レビュー
概要
『格差社会 何が問題なのか』は、格差をめぐる議論を感情的な対立から切り離し、統計と制度設計の問題として整理する新書です。著者の橘木俊詔は、所得分配の現状把握から出発し、日本型平等の変容、雇用構造の変化、新しい貧困層の拡大を段階的に論じます。重要なのは、格差そのものを一括で善悪判定せず、どの格差がどの経路で社会的損失を生むかを分解している点です。
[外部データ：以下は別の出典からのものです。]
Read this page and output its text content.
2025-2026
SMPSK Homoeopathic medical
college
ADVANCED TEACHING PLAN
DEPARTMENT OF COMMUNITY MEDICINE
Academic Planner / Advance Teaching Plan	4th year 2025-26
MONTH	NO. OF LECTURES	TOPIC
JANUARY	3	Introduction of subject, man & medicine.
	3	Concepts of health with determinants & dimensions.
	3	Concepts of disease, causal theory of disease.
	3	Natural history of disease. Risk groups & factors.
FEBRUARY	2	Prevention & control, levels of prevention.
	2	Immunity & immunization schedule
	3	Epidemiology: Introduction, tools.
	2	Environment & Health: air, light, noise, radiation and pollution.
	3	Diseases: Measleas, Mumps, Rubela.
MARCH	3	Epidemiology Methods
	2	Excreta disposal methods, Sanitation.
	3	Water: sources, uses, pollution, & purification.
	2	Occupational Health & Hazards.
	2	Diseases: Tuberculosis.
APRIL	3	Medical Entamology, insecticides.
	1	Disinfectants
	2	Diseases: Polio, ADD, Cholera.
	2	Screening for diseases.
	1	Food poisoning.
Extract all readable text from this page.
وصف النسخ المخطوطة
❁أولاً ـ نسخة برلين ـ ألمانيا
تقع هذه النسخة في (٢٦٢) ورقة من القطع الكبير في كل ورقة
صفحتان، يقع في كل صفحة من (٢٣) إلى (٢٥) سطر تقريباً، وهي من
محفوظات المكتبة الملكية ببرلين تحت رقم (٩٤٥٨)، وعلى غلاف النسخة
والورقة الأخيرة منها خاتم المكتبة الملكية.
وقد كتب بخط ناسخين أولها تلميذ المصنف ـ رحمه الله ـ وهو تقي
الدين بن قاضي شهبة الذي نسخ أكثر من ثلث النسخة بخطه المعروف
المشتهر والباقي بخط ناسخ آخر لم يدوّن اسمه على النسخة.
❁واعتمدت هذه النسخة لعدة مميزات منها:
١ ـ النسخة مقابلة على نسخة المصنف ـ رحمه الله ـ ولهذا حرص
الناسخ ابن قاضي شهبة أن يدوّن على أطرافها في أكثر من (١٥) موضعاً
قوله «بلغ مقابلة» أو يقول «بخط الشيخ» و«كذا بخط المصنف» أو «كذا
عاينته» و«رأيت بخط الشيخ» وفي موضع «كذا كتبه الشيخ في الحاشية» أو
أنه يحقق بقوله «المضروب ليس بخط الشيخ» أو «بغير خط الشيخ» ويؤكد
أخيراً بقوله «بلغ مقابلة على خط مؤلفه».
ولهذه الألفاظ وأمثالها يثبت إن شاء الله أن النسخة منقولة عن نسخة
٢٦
本書の構成は明快です。現状分析、原因分析、影響分析、政策提案という順で進むため、初学者でも論点を見失いにくい。数値は刊行時点のものですが、議論の骨格は現在でも有効で、最新データを読む際の枠組みとして使えます。格差論を学び始める読者にとって、基礎地図として機能する一冊です。
読みどころ
第一の読みどころは、格差概念の切り分けです。本書は、所得の不平等、貧困、機会格差を同一視しません。この区別があることで、議論が「差があるかないか」という単純化から脱し、どこに政策介入すべきかが見えるようになります。格差論の初歩として非常に重要な整理です。
第二の読みどころは、雇用と所得の連動分析です。非正規化、失業リスク、賃金分布の変化が、家計、教育、社会移動にどう波及するかが示されます。格差を単なる分配結果としてではなく、再生産される仕組みとして捉える視点が得られるため、社会政策との接続がしやすくなります。
第三の読みどころは、政策提案の現実性です。再分配だけで解決するという単純な立場を取らず、競争の活力と公平性のバランスをどう取るかを問い続けます。すべての提案に同意する必要はありませんが、論点設定が明確なので、反対意見を組み立てる際にも有用です。
類書との比較
近年の格差本には、当事者ルポやデータ分析に特化したものが多く、問題の切実さを伝える力があります。一方で、個別事例の強さゆえに全体構造が見えにくくなる場合もあります。本書は逆に、全体構造の整理を主眼に置くため、個々の事例の臨場感は控えめですが、議論の交通整理には非常に強い。
また、国際比較中心の経済学書と比べると、理論数式より政策論の文脈に寄っています。厳密な計量分析を深掘りしたい読者には物足りない面もありますが、社会問題としての格差を総合的に理解する入口としては適切です。入門段階で読むなら、本書のバランスは優れています。
こんな人におすすめ
格差について話す機会はあるが、論点が混線して議論が進まないと感じる人に向いています。教育、労働、福祉、自治体政策に関わる実務者や学生にも有益です。ニュースの断片情報に振り回されず、問題を構造的に捉える視点を持ちたい読者に勧められます。
感想
この本を読んで最も実感したのは、格差問題は「数字の大小」だけではなく、「どの層がどの経路で下方固定化されるか」を見る必要があるという点です。所得格差が一定でも、教育や雇用の機会が閉じると、社会移動が止まり、長期的な不安定化につながる。本書はその接続を丁寧に示してくれます。
特に有益だったのは、議論の前提を整える効果です。格差を語る場では、努力論・自己責任論・制度論が混在しがちですが、本書の枠組みを使うと、どの主張がどの領域に属するかを切り分けられます。これだけで議論の質がかなり改善しました。
もちろん、刊行後に経済環境は変化しており、最新データで補う必要はあります。それでも本書の価値は落ちません。論点の分解、原因の同定、政策の優先順位づけという基本手順を学べるからです。格差論を感情対立から政策議論へ進めるための、信頼できる基礎テキストだと感じました。
加えて、本書は格差を単独の福祉問題に閉じず、教育、労働市場、税制、社会保障を連結した政策課題として扱います。この統合的な視点があることで、個別政策の是非だけでなく、政策間の整合性を考える習慣が身につきました。格差を語る際に必要なのは強い言葉より、論点を分解して優先順位を明確にする姿勢だと再確認できる一冊です。
読後に残るのは、格差問題への危機感だけでなく、議論を実装へ進めるための手順です。現状把握、原因分析、政策選択という基本を外さない限り、立場が違っても対話は成立する。本書はその前提を整えてくれるため、学習用にも実務用にも使える息の長い入門書だと感じました。
格差を語る場で迷ったときに立ち返れる、論点整理の基準書として有用です。
短い新書ですが、議論の組み立て方を学ぶ教材としての密度は高く、再読する価値があります。